Si on voit autant de boucles de Möbius et de mentions de recyclabilité sur des emballages qui ne sont pas réellement recyclables au Québec, c’est que leur utilisation n’est pas réglementée.

«Il n’y a pas de police qui va aller vérifier si on a le droit de mettre le Möbius ou si la communication est mensongère», explique Geneviève Dionne, directrice écoconception et économie circulaire chez Éco Entreprises Québec.

«On n’a pas de cadre qui fait en sorte qu’on a une police du greenwashing au Québec ni au Canada», souligne celle qui parle d’un far west de l’emballage.

«Je pourrais me tatouer un Möbius dans le front et je ne serais pas mise à l’amende», image-t-elle.

En France, lorsqu’il est impossible de recycler un produit ou un emballage sur le territoire et dans le respect de certains paramètres, la mention de recyclabilité est interdite depuis 2023.

Trois exemples de produits qui leurrent les clients

RIZ DAINTY

Sur l’arrière de ce sac de riz, on voit les mentions «100% recyclable» et «25% recyclé» ainsi que le chiffre 4, utilisé pour identifier le type de résine. Il est agrémenté de feuilles vertes et d’un court texte expliquant que cet emballage est un «pas vert vers zéro déchet».
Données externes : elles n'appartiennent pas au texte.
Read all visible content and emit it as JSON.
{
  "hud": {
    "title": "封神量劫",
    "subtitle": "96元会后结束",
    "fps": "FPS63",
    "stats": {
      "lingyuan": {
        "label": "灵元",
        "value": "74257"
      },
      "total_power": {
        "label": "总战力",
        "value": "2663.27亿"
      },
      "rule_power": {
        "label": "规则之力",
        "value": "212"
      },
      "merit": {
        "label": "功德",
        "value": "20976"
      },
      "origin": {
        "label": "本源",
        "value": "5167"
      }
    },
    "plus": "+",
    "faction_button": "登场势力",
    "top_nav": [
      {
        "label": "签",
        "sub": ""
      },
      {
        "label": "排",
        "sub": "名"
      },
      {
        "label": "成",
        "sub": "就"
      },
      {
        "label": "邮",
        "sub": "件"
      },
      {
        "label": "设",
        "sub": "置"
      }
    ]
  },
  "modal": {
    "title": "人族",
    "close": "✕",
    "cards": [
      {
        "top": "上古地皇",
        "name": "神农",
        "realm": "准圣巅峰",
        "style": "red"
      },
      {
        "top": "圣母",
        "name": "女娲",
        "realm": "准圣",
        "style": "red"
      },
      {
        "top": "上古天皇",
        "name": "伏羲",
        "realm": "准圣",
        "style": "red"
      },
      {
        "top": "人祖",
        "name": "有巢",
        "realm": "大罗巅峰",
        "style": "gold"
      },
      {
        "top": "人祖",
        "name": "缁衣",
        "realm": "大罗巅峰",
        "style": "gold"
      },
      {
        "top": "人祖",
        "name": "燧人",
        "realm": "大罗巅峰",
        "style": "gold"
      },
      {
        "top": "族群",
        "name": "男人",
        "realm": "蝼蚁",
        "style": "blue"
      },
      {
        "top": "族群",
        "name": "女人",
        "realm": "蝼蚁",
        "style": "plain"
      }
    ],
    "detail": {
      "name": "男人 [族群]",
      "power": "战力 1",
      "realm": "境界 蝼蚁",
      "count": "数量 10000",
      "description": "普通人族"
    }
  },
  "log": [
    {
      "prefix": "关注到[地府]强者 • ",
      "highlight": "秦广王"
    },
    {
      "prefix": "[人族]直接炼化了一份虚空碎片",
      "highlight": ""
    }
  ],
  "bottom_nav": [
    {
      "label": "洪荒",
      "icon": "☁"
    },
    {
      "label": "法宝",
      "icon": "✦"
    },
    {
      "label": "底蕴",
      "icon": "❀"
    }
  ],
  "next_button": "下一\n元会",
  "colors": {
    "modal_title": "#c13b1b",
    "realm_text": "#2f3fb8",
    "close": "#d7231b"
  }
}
Dainty nous assure que ses emballages sont «100% recyclables», mais concède être au courant d’un «énorme manque d’infrastructures dans le domaine du recyclage des plastiques» au Québec.

Photos courtoisie

GRANOLAS OATBOX

Sur l’arrière de ce sac de granola, on voit la boucle de Möbius et la mention «100% recyclable». On n’y trouve pas de code de résine.

Oatbox s’est dite préoccupée par nos révélations. L’entreprise affirme avoir récemment changé de type d’emballage pour en choisir un qui coûte plus cher, censé être plus facilement recyclable.

Photos courtoisie

COUSCOUS CLIC

À l’arrière de ce sac de couscous, on lit «S’il vous plaît recycler» et le code de résine numéro 7.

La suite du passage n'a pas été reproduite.